Gastar menos do que se ganha, poupar e evitar dívidas. A cartilha clássica da saúde financeira acaba de ganhar uma nova roupagem e um nome viral nas redes sociais: ‘moneymaxxing’. O termo, cunhado pela Geração Z, faz parte de uma cultura de ‘maxxing’ — a busca por otimizar todas as áreas da vida, da carreira ao sono — e se traduz em uma avalanche de vídeos com dicas de orçamento, cortes de gastos e busca por renda extra.
O fenômeno não surge no vácuo. Ele é uma resposta direta à pressão econômica sentida por essa geração. Uma pesquisa global da Deloitte aponta que 55% dos jovens entre 19 e 31 anos adiaram decisões importantes, como ter filhos ou comprar um imóvel, por sua situação financeira. Segundo reportagem do Brazil Journal, que analisou a tendência, o movimento é um reflexo da ansiedade de uma geração que, segundo um estudo da Northwestern Mutual nos EUA, não espera alcançar a independência financeira antes dos 37 anos.
Uma nova roupagem para velhos hábitos
No Brasil, o cenário não é diferente. Uma pesquisa da Anbima revela que 51% da Geração Z não guarda dinheiro, enquanto 27% se declaram apostadores — um contraste geracional agudo. Nesse contexto, o ‘moneymaxxing’ pode funcionar como uma porta de entrada para a educação financeira. “A necessidade de guardar dinheiro e se organizar não é nova, mas essa abordagem diferente pode chamar a atenção de pessoas que costumam ser capturadas por tendências”, disse Ana Leoni, CEO da Planejar, ao Brazil Journal.
A lógica é que, ao empacotar conselhos financeiros tradicionais em um formato nativo das redes sociais, a tendência pode ajudar a criar hábitos saudáveis que perdurem.

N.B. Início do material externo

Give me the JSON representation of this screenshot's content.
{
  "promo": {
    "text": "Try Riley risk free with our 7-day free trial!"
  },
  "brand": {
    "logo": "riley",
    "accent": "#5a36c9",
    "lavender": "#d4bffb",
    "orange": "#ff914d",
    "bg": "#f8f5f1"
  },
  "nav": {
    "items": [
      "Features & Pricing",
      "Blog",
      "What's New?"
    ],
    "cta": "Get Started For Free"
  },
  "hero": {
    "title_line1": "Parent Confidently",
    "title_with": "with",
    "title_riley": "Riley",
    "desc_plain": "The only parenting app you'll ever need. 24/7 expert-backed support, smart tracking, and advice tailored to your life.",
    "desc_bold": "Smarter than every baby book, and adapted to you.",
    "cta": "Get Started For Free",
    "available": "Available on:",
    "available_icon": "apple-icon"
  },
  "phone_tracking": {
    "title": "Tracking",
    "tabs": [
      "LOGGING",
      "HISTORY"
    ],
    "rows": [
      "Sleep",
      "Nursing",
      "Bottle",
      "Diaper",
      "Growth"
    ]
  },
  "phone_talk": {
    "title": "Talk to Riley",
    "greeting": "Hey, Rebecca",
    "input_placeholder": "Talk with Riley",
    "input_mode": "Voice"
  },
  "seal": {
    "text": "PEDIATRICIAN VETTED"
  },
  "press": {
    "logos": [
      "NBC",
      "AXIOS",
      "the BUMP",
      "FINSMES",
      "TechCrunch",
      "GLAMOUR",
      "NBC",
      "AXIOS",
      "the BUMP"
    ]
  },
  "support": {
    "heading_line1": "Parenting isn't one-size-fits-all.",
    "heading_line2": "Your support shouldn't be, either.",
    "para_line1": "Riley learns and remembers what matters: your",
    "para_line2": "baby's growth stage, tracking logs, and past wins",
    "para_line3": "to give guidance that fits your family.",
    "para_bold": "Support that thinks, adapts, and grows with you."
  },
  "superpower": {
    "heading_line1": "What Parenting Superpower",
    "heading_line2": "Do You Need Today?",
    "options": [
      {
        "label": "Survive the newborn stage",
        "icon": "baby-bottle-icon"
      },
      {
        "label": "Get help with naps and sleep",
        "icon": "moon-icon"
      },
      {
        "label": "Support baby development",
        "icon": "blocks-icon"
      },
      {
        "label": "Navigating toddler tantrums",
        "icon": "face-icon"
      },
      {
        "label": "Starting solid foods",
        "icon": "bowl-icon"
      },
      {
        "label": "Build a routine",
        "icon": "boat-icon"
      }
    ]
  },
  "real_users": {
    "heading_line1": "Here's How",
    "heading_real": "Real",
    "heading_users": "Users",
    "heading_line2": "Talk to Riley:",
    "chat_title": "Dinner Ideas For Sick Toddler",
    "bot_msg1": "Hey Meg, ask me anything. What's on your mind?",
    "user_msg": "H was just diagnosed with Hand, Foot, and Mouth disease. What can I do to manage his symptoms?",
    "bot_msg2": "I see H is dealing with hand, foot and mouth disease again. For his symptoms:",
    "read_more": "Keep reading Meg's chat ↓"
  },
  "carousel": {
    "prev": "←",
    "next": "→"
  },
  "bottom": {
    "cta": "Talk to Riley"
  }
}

Uma pesquisa recente do Bank of America nos EUA já identifica sinais positivos: 51% dos jovens entrevistados disseram ter começado a guardar dinheiro nos últimos 12 meses, e 64% cortaram despesas.
O risco do algoritmo
O perigo, no entanto, mora no modelo de engajamento das plataformas. Os algoritmos não recompensam os conselhos mais prudentes, mas sim os mais extremos e interessantes. As histórias que viralizam são as de quem alcançou a independência financeira aos 35 anos com sacrifícios radicais ou de quem controla cada centavo de forma obsessiva.
Essa dinâmica cria uma narrativa onde a organização financeira parece exigir um comportamento obsessivo para gerar resultados. “Uma boa organização financeira não é uma conta de chegada, é um hábito que precisa ser sustentável para ser mantido durante toda a vida”, pondera Leoni. A disciplina de investir pacientemente 10% da renda por décadas, embora eficaz, dificilmente se tornará um vídeo viral.
O ‘moneymaxxing’ expõe, assim, uma dualidade. Por um lado, engaja uma geração em um tema árido, mas crucial. Por outro, corre o risco de ser apenas mais uma performance para as redes, promovendo uma visão distorcida e insustentável do que significa construir segurança financeira. O desafio será separar o sinal do ruído.